Checking the changes back in

We've seen from the status command that one file has not been added to the repository - let's add it:

$ svn add file3.txt
A         file3.txt

The file is now marked for addition the next time we commit. Let's commit our changes now, making revision number 2, and give a short message to explain what the changes are for:

$ svn commit --message "added and edited"
Sending        file1.txt
Adding         file3.txt
Transmitting file data ..
Committed revision 2.

And now the new changes have been sent to the repository - all the files (whether they've changed or not) are now at revision 2.

We can now see both versions of file1.txt, as follows:

$ svn cat -r 1 file1.txt
This is my first file
as it is when I import it
$ svn cat -r 2 file1.txt
This is my first file
as it was when I imported it
but now I've added an extra line

So by this method we can see both (or all) historical versions of this file, compare them with diff and list the reasons for each of the changes as well. It's an extremely powerful tool, and as mentioned it's not just for program code!

Checking what's changed

Now let's say you've committed your changes in, and now two weeks later you want to see which files changed. Easy. Just go to the root of your checked-out file tree, and see what the current version is:

$ svn status -u
Status against revision:   5

This tells us that the latest checked-in version number is 5 (and also that all files in the local tree are up-to-date). Now let's see a log for version number 5 (-v means verbose, and -r5 specifies release number 5):

$ svn log -v -r5

This lists all the files which changed as a result of version 5, and the comment with which these changes were committed. Obviously you can also see logs for any version number just by changing the parameter -r5.

Backups

There are two ways you might want to perform backups - firstly you may just want to save a copy of the latest version of everything, and secondly you may want to backup the whole repository so that all historical versions are faithfully preserved.
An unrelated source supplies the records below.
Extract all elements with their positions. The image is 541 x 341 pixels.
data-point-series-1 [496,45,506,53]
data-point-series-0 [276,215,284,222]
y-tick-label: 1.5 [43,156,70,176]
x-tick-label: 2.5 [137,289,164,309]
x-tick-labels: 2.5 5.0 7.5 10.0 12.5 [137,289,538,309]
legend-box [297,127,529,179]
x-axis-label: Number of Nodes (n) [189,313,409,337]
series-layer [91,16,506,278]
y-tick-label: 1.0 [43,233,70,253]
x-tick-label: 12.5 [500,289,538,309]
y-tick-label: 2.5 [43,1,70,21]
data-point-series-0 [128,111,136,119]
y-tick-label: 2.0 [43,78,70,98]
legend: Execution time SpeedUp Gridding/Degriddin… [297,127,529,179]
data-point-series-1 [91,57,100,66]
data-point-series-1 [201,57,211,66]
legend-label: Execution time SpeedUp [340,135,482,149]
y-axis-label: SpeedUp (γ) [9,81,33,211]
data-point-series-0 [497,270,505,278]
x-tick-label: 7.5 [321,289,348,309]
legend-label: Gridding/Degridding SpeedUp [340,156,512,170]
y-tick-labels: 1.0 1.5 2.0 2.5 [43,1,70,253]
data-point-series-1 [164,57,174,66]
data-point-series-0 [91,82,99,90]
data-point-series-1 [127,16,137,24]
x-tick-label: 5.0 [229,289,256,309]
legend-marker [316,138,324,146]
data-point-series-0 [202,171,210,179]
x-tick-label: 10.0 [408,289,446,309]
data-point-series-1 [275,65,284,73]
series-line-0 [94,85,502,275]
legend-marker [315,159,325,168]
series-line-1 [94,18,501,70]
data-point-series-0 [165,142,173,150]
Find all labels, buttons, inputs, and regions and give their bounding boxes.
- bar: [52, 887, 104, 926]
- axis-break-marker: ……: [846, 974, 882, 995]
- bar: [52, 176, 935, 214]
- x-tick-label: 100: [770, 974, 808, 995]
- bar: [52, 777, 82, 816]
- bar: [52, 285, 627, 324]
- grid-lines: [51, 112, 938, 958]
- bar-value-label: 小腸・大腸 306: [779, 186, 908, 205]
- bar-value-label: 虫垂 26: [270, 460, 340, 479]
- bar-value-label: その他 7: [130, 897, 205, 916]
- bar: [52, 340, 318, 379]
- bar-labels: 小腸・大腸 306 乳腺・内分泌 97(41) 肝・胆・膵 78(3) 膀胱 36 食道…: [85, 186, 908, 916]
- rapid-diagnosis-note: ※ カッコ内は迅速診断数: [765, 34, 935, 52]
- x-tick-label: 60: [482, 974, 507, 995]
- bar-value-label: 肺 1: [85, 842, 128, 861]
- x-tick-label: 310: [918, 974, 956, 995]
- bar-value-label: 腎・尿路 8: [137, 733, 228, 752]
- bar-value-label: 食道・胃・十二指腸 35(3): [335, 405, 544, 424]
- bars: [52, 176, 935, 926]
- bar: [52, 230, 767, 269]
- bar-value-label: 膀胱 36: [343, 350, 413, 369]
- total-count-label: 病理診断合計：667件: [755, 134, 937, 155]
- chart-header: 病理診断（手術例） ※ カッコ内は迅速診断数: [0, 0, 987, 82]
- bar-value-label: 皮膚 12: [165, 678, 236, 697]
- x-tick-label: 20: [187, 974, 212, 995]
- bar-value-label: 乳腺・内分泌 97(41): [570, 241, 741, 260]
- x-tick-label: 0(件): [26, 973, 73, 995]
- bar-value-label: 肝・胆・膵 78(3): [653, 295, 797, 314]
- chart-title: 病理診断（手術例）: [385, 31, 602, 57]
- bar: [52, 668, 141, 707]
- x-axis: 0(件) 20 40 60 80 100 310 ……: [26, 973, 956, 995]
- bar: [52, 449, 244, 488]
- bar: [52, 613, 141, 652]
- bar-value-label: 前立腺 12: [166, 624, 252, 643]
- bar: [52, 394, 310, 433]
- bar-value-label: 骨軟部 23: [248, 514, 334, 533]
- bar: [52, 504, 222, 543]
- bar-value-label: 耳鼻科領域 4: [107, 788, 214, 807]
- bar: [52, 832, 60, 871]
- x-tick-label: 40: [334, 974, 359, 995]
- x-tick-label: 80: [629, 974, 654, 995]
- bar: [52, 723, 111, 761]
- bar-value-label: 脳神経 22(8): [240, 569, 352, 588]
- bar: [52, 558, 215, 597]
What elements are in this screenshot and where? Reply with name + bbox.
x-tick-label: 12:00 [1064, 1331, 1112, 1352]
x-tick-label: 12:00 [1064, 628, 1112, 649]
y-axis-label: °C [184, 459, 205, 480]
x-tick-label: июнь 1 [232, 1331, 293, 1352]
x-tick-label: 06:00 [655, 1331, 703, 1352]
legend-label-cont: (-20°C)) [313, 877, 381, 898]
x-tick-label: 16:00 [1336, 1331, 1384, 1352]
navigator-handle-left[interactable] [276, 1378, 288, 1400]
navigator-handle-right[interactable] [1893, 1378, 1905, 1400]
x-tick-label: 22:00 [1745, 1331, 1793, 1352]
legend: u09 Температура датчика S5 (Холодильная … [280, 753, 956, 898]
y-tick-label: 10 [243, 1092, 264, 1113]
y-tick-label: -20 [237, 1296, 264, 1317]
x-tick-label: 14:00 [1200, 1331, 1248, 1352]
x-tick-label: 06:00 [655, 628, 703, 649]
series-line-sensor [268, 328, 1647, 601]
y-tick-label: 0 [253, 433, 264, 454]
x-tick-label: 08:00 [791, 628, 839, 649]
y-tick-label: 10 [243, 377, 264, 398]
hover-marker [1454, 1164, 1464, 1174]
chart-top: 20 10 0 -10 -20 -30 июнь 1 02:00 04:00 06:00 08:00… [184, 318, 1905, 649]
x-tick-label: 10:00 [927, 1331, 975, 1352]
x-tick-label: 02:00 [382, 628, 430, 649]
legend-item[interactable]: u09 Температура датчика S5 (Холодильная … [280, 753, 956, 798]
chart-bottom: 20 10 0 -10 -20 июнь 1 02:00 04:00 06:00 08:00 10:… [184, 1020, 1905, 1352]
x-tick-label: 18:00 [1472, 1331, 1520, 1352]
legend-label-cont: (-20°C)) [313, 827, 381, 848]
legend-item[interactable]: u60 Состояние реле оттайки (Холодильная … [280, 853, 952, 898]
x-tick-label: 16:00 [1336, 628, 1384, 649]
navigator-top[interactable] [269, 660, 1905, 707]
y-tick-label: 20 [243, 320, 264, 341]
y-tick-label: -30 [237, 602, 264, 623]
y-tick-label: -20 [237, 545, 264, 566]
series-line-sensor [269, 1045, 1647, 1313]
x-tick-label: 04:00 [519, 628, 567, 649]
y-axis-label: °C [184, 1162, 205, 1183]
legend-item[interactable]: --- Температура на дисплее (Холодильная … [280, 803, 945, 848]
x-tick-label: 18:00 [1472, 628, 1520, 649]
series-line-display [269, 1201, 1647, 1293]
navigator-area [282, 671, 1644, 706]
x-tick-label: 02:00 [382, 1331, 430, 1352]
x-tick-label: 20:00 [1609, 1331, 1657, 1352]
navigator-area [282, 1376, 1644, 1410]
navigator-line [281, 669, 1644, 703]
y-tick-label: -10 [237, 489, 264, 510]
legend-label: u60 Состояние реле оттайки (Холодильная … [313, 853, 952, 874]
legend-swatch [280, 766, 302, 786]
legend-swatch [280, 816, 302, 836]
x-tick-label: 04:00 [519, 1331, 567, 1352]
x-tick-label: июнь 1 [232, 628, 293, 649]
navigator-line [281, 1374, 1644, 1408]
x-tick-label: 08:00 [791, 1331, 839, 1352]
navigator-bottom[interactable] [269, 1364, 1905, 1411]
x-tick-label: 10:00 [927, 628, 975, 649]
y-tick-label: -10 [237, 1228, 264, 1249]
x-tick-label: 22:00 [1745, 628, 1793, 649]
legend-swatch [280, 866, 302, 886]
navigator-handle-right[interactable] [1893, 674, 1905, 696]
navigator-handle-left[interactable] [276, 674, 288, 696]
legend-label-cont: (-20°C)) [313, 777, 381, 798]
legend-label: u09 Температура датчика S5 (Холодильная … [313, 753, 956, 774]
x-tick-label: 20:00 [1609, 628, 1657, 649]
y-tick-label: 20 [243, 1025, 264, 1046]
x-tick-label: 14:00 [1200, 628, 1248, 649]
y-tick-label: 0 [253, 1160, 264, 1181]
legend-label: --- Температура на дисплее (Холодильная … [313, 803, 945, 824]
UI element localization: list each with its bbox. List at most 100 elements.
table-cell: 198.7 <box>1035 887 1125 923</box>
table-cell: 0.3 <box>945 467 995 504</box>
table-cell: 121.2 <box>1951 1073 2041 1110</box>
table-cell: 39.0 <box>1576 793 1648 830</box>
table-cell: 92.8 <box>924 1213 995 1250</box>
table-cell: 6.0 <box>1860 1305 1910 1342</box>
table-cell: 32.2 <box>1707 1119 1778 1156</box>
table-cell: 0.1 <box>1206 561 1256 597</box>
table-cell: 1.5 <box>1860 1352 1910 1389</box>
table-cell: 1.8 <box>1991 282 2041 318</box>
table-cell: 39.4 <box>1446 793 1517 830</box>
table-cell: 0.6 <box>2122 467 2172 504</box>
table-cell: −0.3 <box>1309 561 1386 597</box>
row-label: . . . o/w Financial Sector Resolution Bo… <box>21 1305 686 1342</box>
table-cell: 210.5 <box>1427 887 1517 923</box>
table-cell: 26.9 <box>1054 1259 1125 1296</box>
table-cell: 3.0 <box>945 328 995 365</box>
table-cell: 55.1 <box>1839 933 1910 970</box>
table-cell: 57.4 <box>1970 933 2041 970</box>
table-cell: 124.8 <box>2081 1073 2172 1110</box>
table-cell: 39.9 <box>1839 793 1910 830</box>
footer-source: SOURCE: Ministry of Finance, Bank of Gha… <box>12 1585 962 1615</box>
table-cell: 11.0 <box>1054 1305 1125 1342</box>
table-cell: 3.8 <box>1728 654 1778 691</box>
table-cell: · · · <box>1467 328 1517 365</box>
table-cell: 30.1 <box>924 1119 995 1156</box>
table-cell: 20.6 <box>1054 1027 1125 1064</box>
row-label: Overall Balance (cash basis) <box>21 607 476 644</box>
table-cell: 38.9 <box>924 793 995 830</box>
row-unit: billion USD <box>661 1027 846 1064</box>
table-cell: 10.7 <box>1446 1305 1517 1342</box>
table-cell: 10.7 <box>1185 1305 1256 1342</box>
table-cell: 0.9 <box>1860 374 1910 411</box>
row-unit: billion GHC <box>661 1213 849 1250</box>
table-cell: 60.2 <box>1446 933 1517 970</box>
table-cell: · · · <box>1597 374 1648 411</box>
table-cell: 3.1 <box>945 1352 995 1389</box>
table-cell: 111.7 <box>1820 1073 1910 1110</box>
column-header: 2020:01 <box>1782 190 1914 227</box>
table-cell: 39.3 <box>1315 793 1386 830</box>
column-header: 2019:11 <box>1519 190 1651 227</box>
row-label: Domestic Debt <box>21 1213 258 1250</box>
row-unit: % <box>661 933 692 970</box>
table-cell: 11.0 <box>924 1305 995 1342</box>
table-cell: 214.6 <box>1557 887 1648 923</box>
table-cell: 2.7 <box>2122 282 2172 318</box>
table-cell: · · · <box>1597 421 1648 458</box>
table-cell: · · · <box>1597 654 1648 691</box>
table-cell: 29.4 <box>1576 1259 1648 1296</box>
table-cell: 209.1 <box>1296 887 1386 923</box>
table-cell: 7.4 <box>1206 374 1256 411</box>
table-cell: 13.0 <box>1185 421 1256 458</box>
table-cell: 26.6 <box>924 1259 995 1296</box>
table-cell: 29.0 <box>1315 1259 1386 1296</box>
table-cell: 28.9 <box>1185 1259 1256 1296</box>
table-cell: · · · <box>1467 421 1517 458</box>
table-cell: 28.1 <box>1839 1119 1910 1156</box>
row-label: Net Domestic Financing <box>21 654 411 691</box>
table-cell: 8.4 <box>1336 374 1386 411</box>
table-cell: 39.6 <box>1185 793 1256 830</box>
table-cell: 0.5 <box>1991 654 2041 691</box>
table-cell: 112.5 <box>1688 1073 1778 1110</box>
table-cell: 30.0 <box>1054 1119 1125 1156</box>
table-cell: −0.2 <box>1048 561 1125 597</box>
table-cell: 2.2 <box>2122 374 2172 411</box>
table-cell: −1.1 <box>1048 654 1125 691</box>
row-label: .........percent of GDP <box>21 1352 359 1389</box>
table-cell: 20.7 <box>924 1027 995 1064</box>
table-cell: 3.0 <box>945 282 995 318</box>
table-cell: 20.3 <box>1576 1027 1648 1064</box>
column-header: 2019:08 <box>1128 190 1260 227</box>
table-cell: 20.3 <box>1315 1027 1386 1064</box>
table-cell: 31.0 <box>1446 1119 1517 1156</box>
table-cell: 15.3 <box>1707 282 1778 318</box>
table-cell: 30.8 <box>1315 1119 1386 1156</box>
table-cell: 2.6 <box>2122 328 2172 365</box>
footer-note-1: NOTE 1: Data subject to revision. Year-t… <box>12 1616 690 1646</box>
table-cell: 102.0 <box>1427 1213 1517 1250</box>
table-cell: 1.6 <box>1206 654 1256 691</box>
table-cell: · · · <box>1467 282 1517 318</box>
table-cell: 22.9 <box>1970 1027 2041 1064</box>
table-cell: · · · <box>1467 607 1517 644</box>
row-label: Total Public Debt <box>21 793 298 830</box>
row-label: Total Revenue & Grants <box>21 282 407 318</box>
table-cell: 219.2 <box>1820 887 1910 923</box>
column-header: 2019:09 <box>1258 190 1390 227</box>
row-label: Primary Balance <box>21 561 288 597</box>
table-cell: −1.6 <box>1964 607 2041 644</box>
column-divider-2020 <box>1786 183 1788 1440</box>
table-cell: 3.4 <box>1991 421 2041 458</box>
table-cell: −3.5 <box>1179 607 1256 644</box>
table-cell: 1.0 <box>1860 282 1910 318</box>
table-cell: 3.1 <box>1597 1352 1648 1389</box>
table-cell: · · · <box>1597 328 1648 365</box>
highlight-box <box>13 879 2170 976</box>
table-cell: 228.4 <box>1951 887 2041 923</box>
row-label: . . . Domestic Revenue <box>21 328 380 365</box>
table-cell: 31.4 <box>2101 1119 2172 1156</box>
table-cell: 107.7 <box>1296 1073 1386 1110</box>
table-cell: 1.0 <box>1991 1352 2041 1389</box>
To just save the latest copy, the simplest thing to do is of course just to copy the working directory. But remember, in this working directory there are several, hidden, administrative files saved as well, so that subversion can keep track of the files. You certainly don't need to back those up as well. In this case it would be better to export a copy of the files to a separate directory, which will be uncontrolled by subversion. So don't edit them! To export the tree, create a directory in which to save everything, and from this directory do the export command:

$ svn export file:///path/to/repository .

This copies everything (but only those files under subversion control!) from the repository into the current directory (.).

In order to backup the whole repository, assuming you've got a local, file-based (FSFS) repository, just copy the directory tree.

Other clients

One big advantage of the open format and the server/client separation, is that you can use a variety of clients to access the database, not just the provided console interface. One very powerful alternative is to embed the controls directly into your IDE, for example using the Subclipse plugin for eclipse.

I came across some problems with this, as I tried to migrate to Subclipse for an already-existing database created from the command line. I'm not sure what its problems were, but eventually the whole database seized up and I had to start from scratch again. After creating the database from Subclipse, it seems happier. So far.

More info

The wikipedia has information on various Version control systems including Subversion. The official subversion home page is at subversion.tigris.org and the excellent documentation in various formats at svnbook.org.